Uma história como tantas outras
Depois de tantas dúvidas, simulações neste e naquele banco, contas e mais contas, lá se decidiram a comprar a casa. Não era a ideal mas era a possível. Não tinha vista para o mar mas até conseguiam ver a auto-estrada passar lá ao fundo. Teriam preferido ficar mais perto dos pais mas os preços ali sempre eram mais baixos. O prédio tinha 9 andares e em cada um deles havia 5 casas. Habituados aos pequenos prédios onde tinham crescido, ao princípio estranharam. Mas, ao longo dos anos, aprenderam a reconhecer as caras dos vizinhos com quem se cruzavam nos elevadores. Entretanto vieram os filhos. Ao fim de algum tempo esta era a sua casa.

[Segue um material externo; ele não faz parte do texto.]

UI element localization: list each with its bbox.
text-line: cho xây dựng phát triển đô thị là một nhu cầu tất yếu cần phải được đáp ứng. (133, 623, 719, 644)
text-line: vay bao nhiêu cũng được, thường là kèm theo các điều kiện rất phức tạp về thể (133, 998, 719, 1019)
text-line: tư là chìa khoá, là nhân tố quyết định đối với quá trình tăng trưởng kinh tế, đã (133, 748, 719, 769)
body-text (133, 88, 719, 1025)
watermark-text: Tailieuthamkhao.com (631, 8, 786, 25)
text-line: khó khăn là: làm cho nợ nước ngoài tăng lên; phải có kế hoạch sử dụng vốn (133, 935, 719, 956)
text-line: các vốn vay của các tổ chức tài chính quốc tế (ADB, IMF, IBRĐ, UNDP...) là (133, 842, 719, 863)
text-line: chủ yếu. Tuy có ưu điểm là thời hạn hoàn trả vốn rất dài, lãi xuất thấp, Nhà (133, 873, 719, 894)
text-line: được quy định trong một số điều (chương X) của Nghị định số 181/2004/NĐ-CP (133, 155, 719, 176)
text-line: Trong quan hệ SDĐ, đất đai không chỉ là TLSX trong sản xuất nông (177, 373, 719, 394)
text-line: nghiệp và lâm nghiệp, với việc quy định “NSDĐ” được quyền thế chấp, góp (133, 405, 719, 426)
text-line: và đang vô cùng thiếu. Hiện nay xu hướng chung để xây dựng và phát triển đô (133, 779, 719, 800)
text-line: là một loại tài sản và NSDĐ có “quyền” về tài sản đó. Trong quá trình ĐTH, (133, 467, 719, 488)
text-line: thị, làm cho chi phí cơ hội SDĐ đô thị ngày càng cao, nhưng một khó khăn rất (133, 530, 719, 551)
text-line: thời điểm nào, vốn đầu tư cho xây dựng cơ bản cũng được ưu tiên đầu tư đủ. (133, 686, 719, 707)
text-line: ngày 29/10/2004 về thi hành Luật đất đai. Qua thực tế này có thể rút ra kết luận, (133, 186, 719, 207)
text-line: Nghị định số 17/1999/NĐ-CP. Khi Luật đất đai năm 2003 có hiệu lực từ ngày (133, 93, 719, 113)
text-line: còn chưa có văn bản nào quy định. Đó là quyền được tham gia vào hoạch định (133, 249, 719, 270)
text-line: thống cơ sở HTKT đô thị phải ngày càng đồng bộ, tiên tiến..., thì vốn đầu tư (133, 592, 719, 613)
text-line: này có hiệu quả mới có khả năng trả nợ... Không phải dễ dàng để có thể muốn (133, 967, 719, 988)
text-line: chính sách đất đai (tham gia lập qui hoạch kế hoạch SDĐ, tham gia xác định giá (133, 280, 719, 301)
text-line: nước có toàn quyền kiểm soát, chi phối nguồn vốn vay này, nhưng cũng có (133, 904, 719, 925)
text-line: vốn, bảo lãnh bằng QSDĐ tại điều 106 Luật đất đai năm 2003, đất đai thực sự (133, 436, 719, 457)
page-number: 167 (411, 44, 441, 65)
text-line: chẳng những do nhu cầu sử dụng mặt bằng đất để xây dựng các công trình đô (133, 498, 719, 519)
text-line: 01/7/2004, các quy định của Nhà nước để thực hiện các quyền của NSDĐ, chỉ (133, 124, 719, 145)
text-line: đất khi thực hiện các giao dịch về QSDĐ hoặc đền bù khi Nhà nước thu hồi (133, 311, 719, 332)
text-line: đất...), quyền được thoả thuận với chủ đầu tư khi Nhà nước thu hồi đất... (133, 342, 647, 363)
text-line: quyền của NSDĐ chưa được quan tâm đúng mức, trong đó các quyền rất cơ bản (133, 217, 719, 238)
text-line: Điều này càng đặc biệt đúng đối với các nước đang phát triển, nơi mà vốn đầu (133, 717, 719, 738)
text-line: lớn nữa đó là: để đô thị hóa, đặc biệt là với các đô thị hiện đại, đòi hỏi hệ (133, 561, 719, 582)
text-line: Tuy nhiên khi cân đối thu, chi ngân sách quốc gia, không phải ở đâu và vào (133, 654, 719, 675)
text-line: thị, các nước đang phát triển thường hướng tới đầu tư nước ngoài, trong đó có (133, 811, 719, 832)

Mas eis que as dificuldades económicas chegaram. Alguns dos vizinhos venderam as casas, outros arrendaram-nas. Começaram as faltas de pagamento dos valores acordados por todos. Por serem mais graves, algumas deram origem a processos no tribunal que aguardam resolução. A gestão do condomínio tornou-se mais difícil. Por isso ninguém estranhou muito quando um dos dois elevadores avariou e deixou de funcionar. O outro lá ia cumprindo a sua função. Mas, há umas semanas atrás, também esse teve uma avaria e, sem solução à vista, as escadas são a única solução. Com humor, dizem aos amigos que, agora sim, fazem exercício a valer e que se morassem no nono andar seria pior. Sabem que para os vizinhos com filhos pequeninos é bem mais difícil. Mas custa-lhes aceitar que os colegas dos miúdos já não vão brincar lá a casa quando saem da escola. E os seus pais deixaram de os visitar pois subir ao sétimo andar não é fácil na sua idade.
E não é o facto de terem de subir e descer aquelas escadas que os atormenta mas o facto de estarem presos numa situação que não tem fim à vista. Agora quando pensam na sua casa vêem-na como uma ilha difícil de alcançar e, ao mesmo tempo, impossível de deixar.
O elevador fora de serviço é, afinal, uma boa metáfora.